Recall that one of this spring’s most outrageous instances of cancel culture at work was indirectly about the question of tolerance for political violence as well: A Civis Analytics researcher lost his job after tweeting out an academic study by Princeton’s Omar Wasow about how violent protesters may undermine the electoral goals of their allies. He was accused of “concern trolling” and “minimizing black grief and rage” and subsequently fired in what appeared to be a direct response to the tweet. Not only are people more willing to condone violence across the board, but at the extremes some are also less willing to even entertain talk about why such violence might be a bad idea.

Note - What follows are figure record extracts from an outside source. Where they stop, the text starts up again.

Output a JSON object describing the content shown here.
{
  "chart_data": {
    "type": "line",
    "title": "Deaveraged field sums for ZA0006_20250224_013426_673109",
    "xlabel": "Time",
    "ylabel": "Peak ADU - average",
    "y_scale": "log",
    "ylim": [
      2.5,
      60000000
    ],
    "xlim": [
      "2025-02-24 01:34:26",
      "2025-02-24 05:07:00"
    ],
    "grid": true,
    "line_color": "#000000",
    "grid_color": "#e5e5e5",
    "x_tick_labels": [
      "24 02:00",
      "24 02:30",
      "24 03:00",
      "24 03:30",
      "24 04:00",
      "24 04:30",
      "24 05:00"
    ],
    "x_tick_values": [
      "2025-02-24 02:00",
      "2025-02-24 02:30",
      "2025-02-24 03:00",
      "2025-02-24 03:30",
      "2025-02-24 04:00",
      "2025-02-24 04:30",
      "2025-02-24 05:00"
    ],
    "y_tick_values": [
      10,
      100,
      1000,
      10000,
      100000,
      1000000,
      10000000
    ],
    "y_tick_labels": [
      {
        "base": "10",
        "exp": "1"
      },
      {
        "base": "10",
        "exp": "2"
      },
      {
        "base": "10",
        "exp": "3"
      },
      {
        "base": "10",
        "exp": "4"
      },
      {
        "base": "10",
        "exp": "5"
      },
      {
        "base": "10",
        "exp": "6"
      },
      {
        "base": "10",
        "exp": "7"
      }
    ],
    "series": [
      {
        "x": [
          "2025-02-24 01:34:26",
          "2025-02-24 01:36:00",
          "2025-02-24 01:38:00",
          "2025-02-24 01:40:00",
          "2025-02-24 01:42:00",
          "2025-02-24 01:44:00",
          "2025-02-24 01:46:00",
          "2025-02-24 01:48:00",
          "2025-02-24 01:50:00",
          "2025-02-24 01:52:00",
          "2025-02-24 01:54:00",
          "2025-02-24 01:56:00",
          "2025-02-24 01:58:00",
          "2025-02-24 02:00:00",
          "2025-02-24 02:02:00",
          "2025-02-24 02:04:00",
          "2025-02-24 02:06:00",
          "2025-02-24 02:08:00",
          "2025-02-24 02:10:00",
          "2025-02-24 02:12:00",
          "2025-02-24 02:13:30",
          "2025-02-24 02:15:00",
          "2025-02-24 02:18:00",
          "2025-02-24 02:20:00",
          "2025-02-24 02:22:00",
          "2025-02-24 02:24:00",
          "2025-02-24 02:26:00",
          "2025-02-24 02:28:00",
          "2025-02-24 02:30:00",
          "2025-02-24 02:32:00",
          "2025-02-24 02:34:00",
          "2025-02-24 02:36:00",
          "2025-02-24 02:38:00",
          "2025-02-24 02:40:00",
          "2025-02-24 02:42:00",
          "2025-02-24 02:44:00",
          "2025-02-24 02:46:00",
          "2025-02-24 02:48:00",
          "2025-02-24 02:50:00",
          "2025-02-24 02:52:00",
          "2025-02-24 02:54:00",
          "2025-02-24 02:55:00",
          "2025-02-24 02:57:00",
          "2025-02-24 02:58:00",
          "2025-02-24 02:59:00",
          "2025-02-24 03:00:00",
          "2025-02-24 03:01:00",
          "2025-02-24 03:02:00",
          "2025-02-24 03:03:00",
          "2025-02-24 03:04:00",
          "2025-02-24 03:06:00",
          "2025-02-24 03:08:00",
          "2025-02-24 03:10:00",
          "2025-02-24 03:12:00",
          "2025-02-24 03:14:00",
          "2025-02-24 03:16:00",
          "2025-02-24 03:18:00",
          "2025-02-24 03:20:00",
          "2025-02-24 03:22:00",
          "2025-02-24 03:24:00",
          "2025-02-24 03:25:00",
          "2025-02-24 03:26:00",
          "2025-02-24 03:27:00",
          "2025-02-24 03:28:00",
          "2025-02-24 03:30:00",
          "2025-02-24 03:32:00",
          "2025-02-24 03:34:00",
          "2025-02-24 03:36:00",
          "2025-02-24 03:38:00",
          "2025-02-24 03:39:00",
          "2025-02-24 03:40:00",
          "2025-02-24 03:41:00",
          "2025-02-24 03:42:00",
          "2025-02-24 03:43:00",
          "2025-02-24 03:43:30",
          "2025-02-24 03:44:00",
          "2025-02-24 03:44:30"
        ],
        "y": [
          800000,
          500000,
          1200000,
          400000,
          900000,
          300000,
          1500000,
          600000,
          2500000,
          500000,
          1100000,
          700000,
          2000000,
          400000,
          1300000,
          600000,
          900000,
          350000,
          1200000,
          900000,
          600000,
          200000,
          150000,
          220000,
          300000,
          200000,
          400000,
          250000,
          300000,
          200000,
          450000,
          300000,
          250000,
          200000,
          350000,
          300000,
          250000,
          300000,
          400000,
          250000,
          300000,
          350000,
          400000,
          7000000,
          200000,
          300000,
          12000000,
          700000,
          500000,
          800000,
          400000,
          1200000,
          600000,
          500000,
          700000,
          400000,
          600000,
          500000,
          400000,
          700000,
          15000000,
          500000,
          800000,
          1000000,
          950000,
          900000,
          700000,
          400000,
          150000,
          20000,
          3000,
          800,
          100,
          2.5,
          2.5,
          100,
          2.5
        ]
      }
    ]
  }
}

There is one additional complicating factor here: The meaning of the word violence is in flux. Speech is increasingly described as violence. Sometimes silence is also violence, especially in conversations about race. In certain circles, conversely, it’s now up for debate whether property destruction counts as violence, with activists pushing back on the idea that the damage to homes and businesses in the wake of this summer’s Black Lives Matter protests should be taken into consideration at all.

It’s a mistake to conflate bad tweets with revolutionary violence, but it is worth pointing out that in the waning days of the election season, Bhaskar Sunkara, a co-founder of the aptly named Jacobin magazine, tweeted: “I think killing little Romanov children was justified. But it’s not surprising why these views are controversial given most people’s ethical and moral frameworks.”

Sunkara ultimately took down the tweet. But the thing he may have been most wrong about was the notion that most people’s moral and ethical frameworks can’t accommodate violence in the name of political change. Increasing numbers of Americans see those who disagree with them as subhuman and view politics as a worthy cause for violence, even if they’re not ready or willing to do violence themselves. For these new Jacobins, the romance of the guillotine persists.